Uber will soon offer rides in Waymo’s autonomous vehicles using the regular Uber app. It will also integrate with Uber Eats for meal delivery.
Announced on Tuesday, the service will begin toward the end of the year in the Metro Phoenix area, where Waymo is already offering driverless rides for paying passengers through its Waymo One app. Earlier this month, Waymo said it was doubling its service area in Phoenix to serve 180 square miles of The Valley, an expansion that it said makes it “the largest fully autonomous service area in the world.”
Tekedra Mawakana, co-CEO of Waymo, said that by working together with Uber, the two companies will be well-placed to speed up the pace of development for fully autonomous driving.
“We’re excited to offer another way for people to experience the enjoyable and life-saving benefits of full autonomy,” Mawakana said. “Uber has long been a leader in human-operated ridesharing, and the pairing of our pioneering technology and all-electric fleet with their customer network provides Waymo with an opportunity to reach even more people.”

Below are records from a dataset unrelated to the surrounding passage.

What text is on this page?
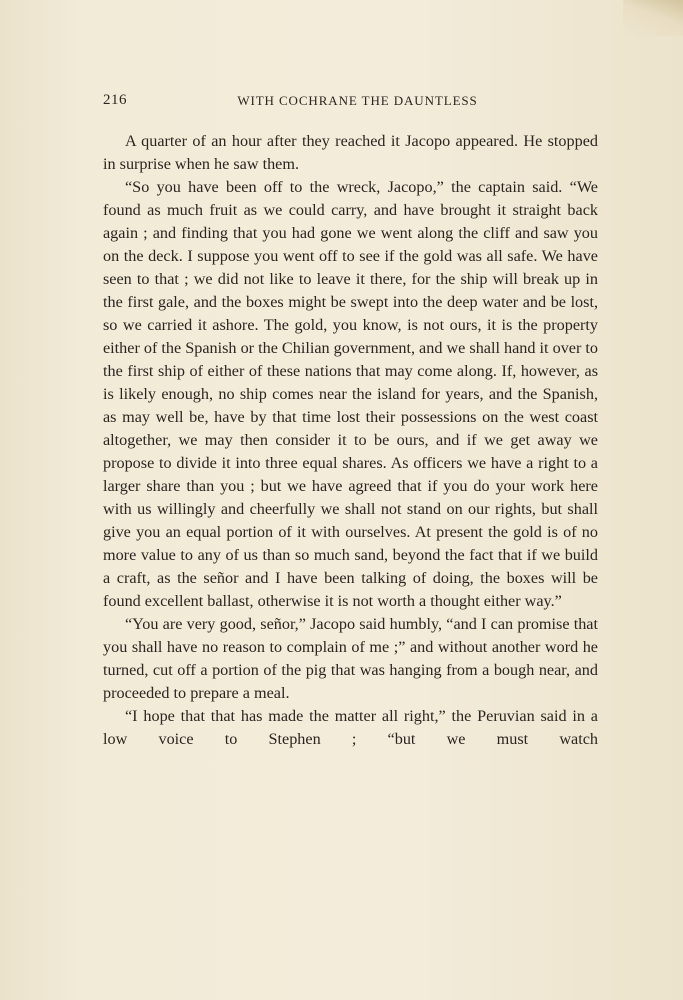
216	WITH COCHRANE THE DAUNTLESS

A quarter of an hour after they reached it Jacopo appeared. He stopped in surprise when he saw them.

“So you have been off to the wreck, Jacopo,” the captain said. “We found as much fruit as we could carry, and have brought it straight back again ; and finding that you had gone we went along the cliff and saw you on the deck. I suppose you went off to see if the gold was all safe. We have seen to that ; we did not like to leave it there, for the ship will break up in the first gale, and the boxes might be swept into the deep water and be lost, so we carried it ashore. The gold, you know, is not ours, it is the property either of the Spanish or the Chilian government, and we shall hand it over to the first ship of either of these nations that may come along. If, however, as is likely enough, no ship comes near the island for years, and the Spanish, as may well be, have by that time lost their possessions on the west coast altogether, we may then consider it to be ours, and if we get away we propose to divide it into three equal shares. As officers we have a right to a larger share than you ; but we have agreed that if you do your work here with us willingly and cheerfully we shall not stand on our rights, but shall give you an equal portion of it with ourselves. At present the gold is of no more value to any of us than so much sand, beyond the fact that if we build a craft, as the señor and I have been talking of doing, the boxes will be found excellent ballast, otherwise it is not worth a thought either way.”

“You are very good, señor,” Jacopo said humbly, “and I can promise that you shall have no reason to complain of me ;” and without another word he turned, cut off a portion of the pig that was hanging from a bough near, and proceeded to prepare a meal.

“I hope that that has made the matter all right,” the Peruvian said in a low voice to Stephen ; “but we must watch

Dara Khosrowshahi, CEO of Uber, said his company is looking forward to bringing fully autonomous driving to its platform.

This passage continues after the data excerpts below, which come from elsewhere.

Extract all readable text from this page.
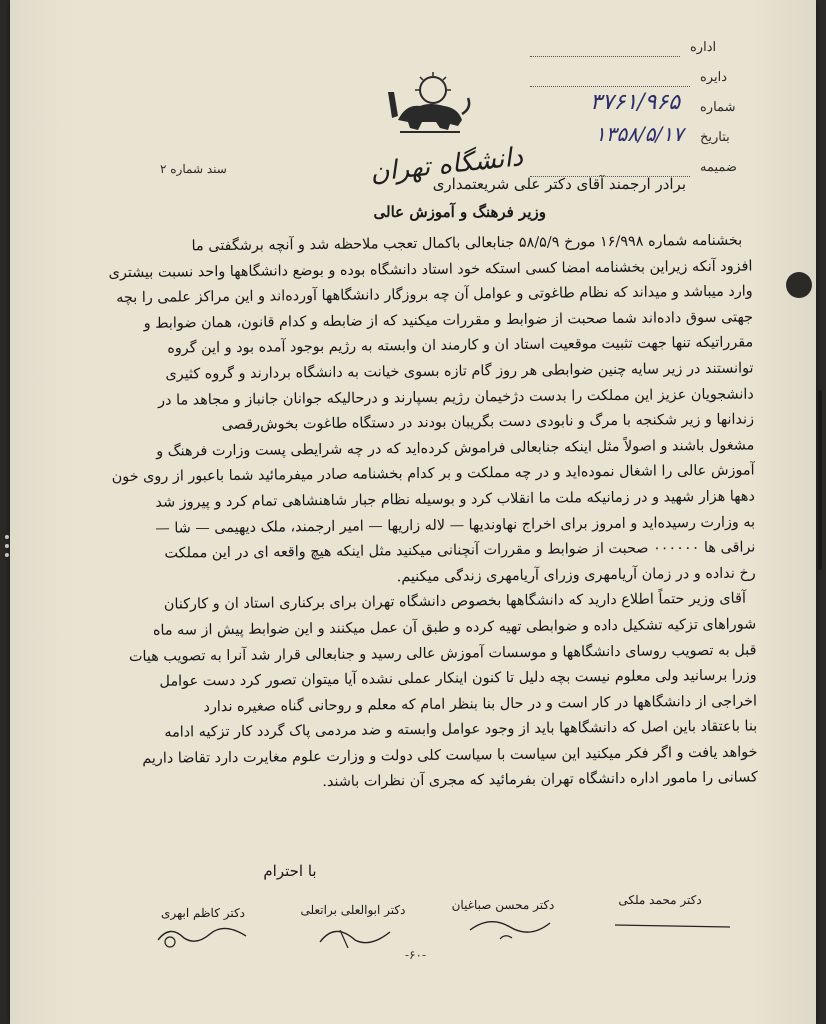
اداره
دایره
شماره
۳۷۶۱/۹۶۵
بتاریخ
۱۳۵۸/۵/۱۷
ضمیمه
دانشگاه تهران
سند شماره ۲
برادر ارجمند آقای دکتر علی شریعتمداری
وزیر فرهنگ و آموزش عالی
بخشنامه شماره ۱۶/۹۹۸ مورخ ۵۸/۵/۹ جنابعالی باکمال تعجب ملاحظه شد و آنچه برشگفتی ما
افزود آنکه زیراین بخشنامه امضا کسی استکه خود استاد دانشگاه بوده و بوضع دانشگاهها واحد نسبت بیشتری
وارد میباشد و میداند که نظام طاغوتی و عوامل آن چه بروزگار دانشگاهها آورده‌اند و این مراکز علمی را بچه
جهتی سوق داده‌اند شما صحبت از ضوابط و مقررات میکنید که از ضابطه و کدام قانون، همان ضوابط و
مقرراتیکه تنها جهت تثبیت موقعیت استاد ان و کارمند ان وابسته به رژیم بوجود آمده بود و این گروه
توانستند در زیر سایه چنین ضوابطی هر روز گام تازه بسوی خیانت به دانشگاه بردارند و گروه کثیری
دانشجویان عزیز این مملکت را بدست دژخیمان رژیم بسپارند و درحالیکه جوانان جانباز و مجاهد ما در
زندانها و زیر شکنجه با مرگ و نابودی دست بگریبان بودند در دستگاه طاغوت بخوش‌رقصی
مشغول باشند و اصولاً مثل اینکه جنابعالی فراموش کرده‌اید که در چه شرایطی پست وزارت فرهنگ و
آموزش عالی را اشغال نموده‌اید و در چه مملکت و بر کدام بخشنامه صادر میفرمائید شما باعبور از روی خون
دهها هزار شهید و در زمانیکه ملت ما انقلاب کرد و بوسیله نظام جبار شاهنشاهی تمام کرد و پیروز شد
به وزارت رسیده‌اید و امروز برای اخراج نهاوندیها — لاله زاریها — امیر ارجمند، ملک دیهیمی — شا —
نراقی ها ۰۰۰۰۰۰ صحبت از ضوابط و مقررات آنچنانی میکنید مثل اینکه هیچ واقعه ای در این مملکت
رخ نداده و در زمان آریامهری وزرای آریامهری زندگی میکنیم.
آقای وزیر حتماً اطلاع دارید که دانشگاهها بخصوص دانشگاه تهران برای برکناری استاد ان و کارکنان
شوراهای تزکیه تشکیل داده و ضوابطی تهیه کرده و طبق آن عمل میکنند و این ضوابط پیش از سه ماه
قبل به تصویب روسای دانشگاهها و موسسات آموزش عالی رسید و جنابعالی قرار شد آنرا به تصویب هیات
وزرا برسانید ولی معلوم نیست بچه دلیل تا کنون اینکار عملی نشده آیا میتوان تصور کرد دست عوامل
اخراجی از دانشگاهها در کار است و در حال بنا بنظر امام که معلم و روحانی گناه صغیره ندارد
بنا باعتقاد باین اصل که دانشگاهها باید از وجود عوامل وابسته و ضد مردمی پاک گردد کار تزکیه ادامه
خواهد یافت و اگر فکر میکنید این سیاست با سیاست کلی دولت و وزارت علوم مغایرت دارد تقاضا داریم
کسانی را مامور اداره دانشگاه تهران بفرمائید که مجری آن نظرات باشند.
با احترام
دکتر محمد ملکی
دکتر محسن صباغیان
دکتر ابوالعلی براتعلی
دکتر کاظم ابهری
-۶۰-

“Uber provides access to a global and reliable marketplace across mobility, delivery, and freight,” Khosrowshahi said. “Fully autonomous driving is quickly becoming part of everyday life, and we’re excited to bring Waymo’s incredible technology to the Uber platform.”

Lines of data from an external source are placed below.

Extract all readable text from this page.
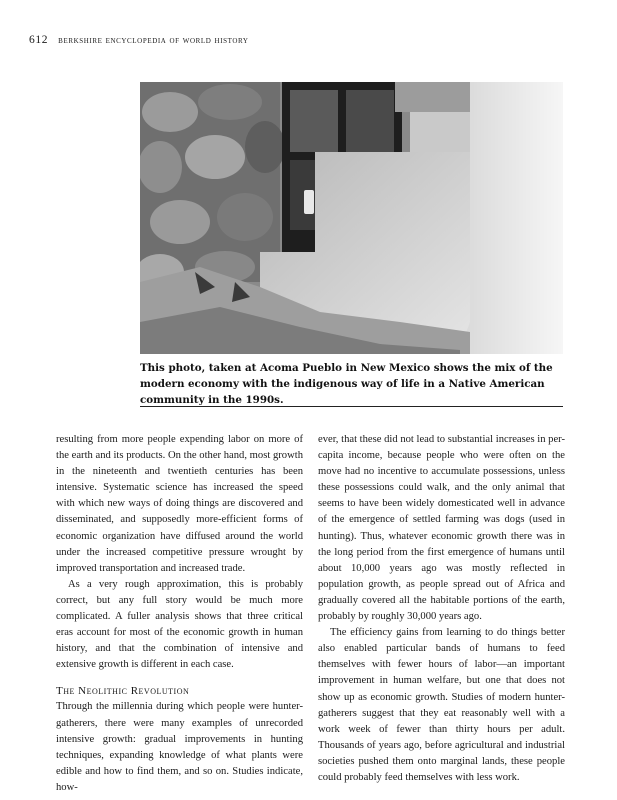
612 berkshire encyclopedia of world history
This photo, taken at Acoma Pueblo in New Mexico shows the mix of the modern economy with the indigenous way of life in a Native American community in the 1990s.

resulting from more people expending labor on more of the earth and its products. On the other hand, most growth in the nineteenth and twentieth centuries has been intensive. Systematic science has increased the speed with which new ways of doing things are discovered and disseminated, and supposedly more-efficient forms of economic organization have diffused around the world under the increased competitive pressure wrought by improved transportation and increased trade.

As a very rough approximation, this is probably correct, but any full story would be much more complicated. A fuller analysis shows that three critical eras account for most of the economic growth in human history, and that the combination of intensive and extensive growth is different in each case.

The Neolithic Revolution

Through the millennia during which people were hunter-gatherers, there were many examples of unrecorded intensive growth: gradual improvements in hunting techniques, expanding knowledge of what plants were edible and how to find them, and so on. Studies indicate, how-

ever, that these did not lead to substantial increases in per-capita income, because people who were often on the move had no incentive to accumulate possessions, unless these possessions could walk, and the only animal that seems to have been widely domesticated well in advance of the emergence of settled farming was dogs (used in hunting). Thus, whatever economic growth there was in the long period from the first emergence of humans until about 10,000 years ago was mostly reflected in population growth, as people spread out of Africa and gradually covered all the habitable portions of the earth, probably by roughly 30,000 years ago.

The efficiency gains from learning to do things better also enabled particular bands of humans to feed themselves with fewer hours of labor—an important improvement in human welfare, but one that does not show up as economic growth. Studies of modern hunter-gatherers suggest that they eat reasonably well with a work week of fewer than thirty hours per adult. Thousands of years ago, before agricultural and industrial societies pushed them onto marginal lands, these people could probably feed themselves with less work.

Earlier this month, Waymo revealed that it’s currently operating more than 10,000 trips per week to public riders via the Waymo One app and is aiming to increase this to 100,000 trips by the summer of 2024. Its partnership with Uber should give it a decent shot at achieving this goal.
The tie-up marks a further improvement in relations between the two companies, which five years ago saw Waymo accuse Uber of stealing important autonomous technology trade secrets for its own, now defunct, driverless-car project. Uber and Waymo settled out of court in 2018, and two years later engineer Anthony Levandowski — who worked for Waymo (then Google) before launching self-driving trucking firm Otto and selling it to Uber — was handed an 18-month prison term for trade secret theft.
The latest collaboration follows an earlier one between Uber and Waymo announced last year involving Waymo’s self-driving technology and Uber’s truck-based freight network.